The pregnancy hormone relaxin protects tissue from ischemic damage. The ability of relaxin-3, a relaxin paralog, to do so has not been explored. The cerebral expression levels of these peptides and their receptors make them logical targets for study in the ischemic brain. We assessed relaxin peptide-mediated protection, relative relaxin family peptide receptor (RXFP) involvement, and protective mechanisms. Sprague-Dawley rats receiving permanent (pMCAO) or transient middle cerebral artery occlusions (tMCAO) were treated with relaxin peptides, and brains were collected for infarct analysis. Activation of the endothelial nitric oxide synthase pathway was evaluated as a potential protective mechanism. Primary cortical rat astrocytes were exposed to oxygen glucose deprivation and treated with relaxin peptides, and viability was examined.
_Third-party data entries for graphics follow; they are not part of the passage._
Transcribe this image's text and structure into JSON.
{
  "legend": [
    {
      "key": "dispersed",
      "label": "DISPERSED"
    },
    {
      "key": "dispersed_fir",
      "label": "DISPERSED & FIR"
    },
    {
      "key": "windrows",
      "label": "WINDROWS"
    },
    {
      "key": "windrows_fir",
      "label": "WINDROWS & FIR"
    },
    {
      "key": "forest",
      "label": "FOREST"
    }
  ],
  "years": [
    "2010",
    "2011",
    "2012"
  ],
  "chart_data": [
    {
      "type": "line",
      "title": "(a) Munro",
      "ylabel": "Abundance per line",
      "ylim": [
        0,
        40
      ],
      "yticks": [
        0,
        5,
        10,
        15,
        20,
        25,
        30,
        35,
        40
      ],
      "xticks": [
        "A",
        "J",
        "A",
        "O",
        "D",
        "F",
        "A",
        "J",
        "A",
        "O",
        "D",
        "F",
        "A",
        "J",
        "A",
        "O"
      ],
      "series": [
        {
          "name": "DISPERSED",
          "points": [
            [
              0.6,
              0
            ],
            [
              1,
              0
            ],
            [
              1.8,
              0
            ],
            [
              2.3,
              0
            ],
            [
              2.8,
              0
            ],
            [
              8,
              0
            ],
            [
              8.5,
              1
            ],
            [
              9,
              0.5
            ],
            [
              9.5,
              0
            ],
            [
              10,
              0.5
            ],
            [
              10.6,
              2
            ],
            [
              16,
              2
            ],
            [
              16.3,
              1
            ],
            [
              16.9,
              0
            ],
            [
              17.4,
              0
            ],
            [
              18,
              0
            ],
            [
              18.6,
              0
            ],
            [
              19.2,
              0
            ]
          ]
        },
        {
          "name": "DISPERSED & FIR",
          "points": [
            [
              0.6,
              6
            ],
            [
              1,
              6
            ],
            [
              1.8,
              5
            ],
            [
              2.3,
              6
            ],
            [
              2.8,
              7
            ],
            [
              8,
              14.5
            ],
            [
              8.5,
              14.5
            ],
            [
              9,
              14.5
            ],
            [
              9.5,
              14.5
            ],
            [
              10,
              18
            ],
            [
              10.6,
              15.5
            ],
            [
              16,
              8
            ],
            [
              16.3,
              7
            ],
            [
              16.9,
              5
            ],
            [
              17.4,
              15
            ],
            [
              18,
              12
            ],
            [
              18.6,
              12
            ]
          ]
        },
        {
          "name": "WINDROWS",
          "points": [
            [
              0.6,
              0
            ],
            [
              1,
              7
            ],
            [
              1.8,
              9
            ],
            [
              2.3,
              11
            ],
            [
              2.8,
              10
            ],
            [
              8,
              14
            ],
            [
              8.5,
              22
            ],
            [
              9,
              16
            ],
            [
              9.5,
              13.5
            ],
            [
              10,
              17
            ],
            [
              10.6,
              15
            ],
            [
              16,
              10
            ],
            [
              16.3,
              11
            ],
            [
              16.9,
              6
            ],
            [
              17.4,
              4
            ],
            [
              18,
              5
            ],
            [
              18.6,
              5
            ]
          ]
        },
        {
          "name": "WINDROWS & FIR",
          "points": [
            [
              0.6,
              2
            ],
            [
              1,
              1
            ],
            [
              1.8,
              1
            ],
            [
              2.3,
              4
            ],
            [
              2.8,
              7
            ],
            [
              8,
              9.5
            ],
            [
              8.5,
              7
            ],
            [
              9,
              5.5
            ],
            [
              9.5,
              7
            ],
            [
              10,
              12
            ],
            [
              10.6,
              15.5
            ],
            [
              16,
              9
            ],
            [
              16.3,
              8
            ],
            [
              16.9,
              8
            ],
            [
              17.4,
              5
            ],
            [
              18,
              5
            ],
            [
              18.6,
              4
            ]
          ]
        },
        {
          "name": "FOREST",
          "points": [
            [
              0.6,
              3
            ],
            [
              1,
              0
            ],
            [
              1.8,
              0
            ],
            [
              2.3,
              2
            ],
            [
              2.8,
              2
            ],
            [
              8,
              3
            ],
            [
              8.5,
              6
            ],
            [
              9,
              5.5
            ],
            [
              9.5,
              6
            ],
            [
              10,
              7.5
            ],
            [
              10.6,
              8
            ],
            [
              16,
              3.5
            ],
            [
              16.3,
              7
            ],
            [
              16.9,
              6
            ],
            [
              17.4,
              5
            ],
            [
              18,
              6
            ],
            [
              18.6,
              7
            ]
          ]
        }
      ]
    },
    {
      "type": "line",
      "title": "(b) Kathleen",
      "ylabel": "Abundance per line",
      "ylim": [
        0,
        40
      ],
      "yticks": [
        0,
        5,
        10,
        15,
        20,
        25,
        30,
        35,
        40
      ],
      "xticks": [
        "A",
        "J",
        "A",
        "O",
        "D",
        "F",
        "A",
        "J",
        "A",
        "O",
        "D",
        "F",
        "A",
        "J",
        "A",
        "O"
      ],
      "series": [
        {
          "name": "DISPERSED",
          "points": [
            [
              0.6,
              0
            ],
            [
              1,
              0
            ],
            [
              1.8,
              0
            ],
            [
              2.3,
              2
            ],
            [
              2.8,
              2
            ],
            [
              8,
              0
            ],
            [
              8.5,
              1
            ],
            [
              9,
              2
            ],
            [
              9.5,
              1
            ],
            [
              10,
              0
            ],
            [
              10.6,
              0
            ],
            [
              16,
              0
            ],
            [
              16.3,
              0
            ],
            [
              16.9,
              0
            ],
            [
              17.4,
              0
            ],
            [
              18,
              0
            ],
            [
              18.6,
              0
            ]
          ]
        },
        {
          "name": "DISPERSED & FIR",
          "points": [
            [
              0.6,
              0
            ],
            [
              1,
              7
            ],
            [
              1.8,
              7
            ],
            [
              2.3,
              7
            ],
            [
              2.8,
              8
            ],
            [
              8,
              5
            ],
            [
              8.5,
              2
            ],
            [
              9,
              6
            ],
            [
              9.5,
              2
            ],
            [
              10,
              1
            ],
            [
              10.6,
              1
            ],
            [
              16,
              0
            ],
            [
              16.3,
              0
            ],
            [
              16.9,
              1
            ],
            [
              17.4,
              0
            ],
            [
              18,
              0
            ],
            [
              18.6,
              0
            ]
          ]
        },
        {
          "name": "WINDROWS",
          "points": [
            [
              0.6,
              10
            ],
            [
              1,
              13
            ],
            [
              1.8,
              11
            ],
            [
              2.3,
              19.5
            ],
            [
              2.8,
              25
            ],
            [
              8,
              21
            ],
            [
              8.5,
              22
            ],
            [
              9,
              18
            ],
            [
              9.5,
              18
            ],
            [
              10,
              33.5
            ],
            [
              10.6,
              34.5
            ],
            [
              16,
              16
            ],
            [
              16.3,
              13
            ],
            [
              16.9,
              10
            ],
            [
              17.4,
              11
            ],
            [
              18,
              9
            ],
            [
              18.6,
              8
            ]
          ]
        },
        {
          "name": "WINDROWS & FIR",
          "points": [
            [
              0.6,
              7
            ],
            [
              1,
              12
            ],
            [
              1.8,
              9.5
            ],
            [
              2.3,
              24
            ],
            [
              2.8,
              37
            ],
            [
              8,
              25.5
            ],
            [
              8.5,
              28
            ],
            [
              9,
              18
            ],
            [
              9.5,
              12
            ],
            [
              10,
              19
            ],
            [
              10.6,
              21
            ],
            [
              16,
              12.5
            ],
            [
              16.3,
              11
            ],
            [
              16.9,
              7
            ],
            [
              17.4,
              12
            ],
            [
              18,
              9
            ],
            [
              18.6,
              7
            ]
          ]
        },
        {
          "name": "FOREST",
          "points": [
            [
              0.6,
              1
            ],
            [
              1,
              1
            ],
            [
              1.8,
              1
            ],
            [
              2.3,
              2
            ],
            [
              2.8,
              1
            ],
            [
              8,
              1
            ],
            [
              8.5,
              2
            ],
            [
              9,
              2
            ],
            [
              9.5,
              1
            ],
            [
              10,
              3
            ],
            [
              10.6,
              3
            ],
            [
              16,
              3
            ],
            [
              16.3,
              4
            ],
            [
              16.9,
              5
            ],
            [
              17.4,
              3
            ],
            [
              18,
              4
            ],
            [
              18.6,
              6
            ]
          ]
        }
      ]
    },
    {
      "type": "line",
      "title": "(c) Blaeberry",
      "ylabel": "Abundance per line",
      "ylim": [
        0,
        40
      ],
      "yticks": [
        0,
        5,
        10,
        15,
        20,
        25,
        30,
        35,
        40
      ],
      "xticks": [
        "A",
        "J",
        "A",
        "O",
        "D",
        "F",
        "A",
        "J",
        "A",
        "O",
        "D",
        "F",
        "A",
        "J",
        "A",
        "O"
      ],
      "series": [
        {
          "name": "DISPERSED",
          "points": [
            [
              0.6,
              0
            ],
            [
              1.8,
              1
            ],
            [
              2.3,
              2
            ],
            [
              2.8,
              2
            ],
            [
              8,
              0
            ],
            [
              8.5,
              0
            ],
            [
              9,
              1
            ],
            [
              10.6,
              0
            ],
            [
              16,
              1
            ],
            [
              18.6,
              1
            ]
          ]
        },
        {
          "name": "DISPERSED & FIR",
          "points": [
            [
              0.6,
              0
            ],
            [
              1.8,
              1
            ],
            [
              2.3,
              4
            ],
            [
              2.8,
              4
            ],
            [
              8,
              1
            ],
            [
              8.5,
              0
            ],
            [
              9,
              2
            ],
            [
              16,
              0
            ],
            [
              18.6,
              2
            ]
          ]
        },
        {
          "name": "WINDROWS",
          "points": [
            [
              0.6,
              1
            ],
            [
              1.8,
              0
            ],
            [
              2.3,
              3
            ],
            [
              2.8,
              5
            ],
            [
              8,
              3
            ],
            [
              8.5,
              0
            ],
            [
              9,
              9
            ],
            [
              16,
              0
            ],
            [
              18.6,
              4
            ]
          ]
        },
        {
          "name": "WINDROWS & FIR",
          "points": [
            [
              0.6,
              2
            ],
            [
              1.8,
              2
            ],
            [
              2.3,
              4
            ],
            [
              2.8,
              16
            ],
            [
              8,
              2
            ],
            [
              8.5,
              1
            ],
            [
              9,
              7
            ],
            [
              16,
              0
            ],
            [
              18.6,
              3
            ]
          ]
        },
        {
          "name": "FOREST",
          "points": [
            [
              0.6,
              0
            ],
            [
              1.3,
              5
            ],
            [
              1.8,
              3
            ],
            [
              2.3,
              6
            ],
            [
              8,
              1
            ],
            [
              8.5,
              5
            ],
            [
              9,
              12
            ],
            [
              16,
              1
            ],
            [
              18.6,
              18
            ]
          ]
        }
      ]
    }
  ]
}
Receptor involvement was explored using RXFP3 antagonist or agonist treatment and real-time PCR. Relaxin and relaxin-3 reduced infarct size after pMCAO. Both peptides activated endothelial nitric oxide synthase. Because relaxin-3 has not previously been associated with this pathway and displays promiscuous RXFP binding, we explored the receptor contribution. Expression of rxfp1 was greater than that of rxfp3 in rat brain, although peptide binding at either receptor resulted in similar overall protection after pMCAO. Only RXFP3 activation reduced infarct size after tMCAO. In astrocytes, rxfp3 gene expression was greater than that of rxfp1. Selective activation of RXFP3 maintained astrocyte viability after oxygen glucose deprivation. Relaxin peptides are protective during the early stages of ischemic stroke. Differential responses among treatments and models suggest that RXFP1 and RXFP3 initiate different protective mechanisms. This preliminary work is a pivotal first step in identifying the clinical implications of relaxin peptides in ischemic stroke.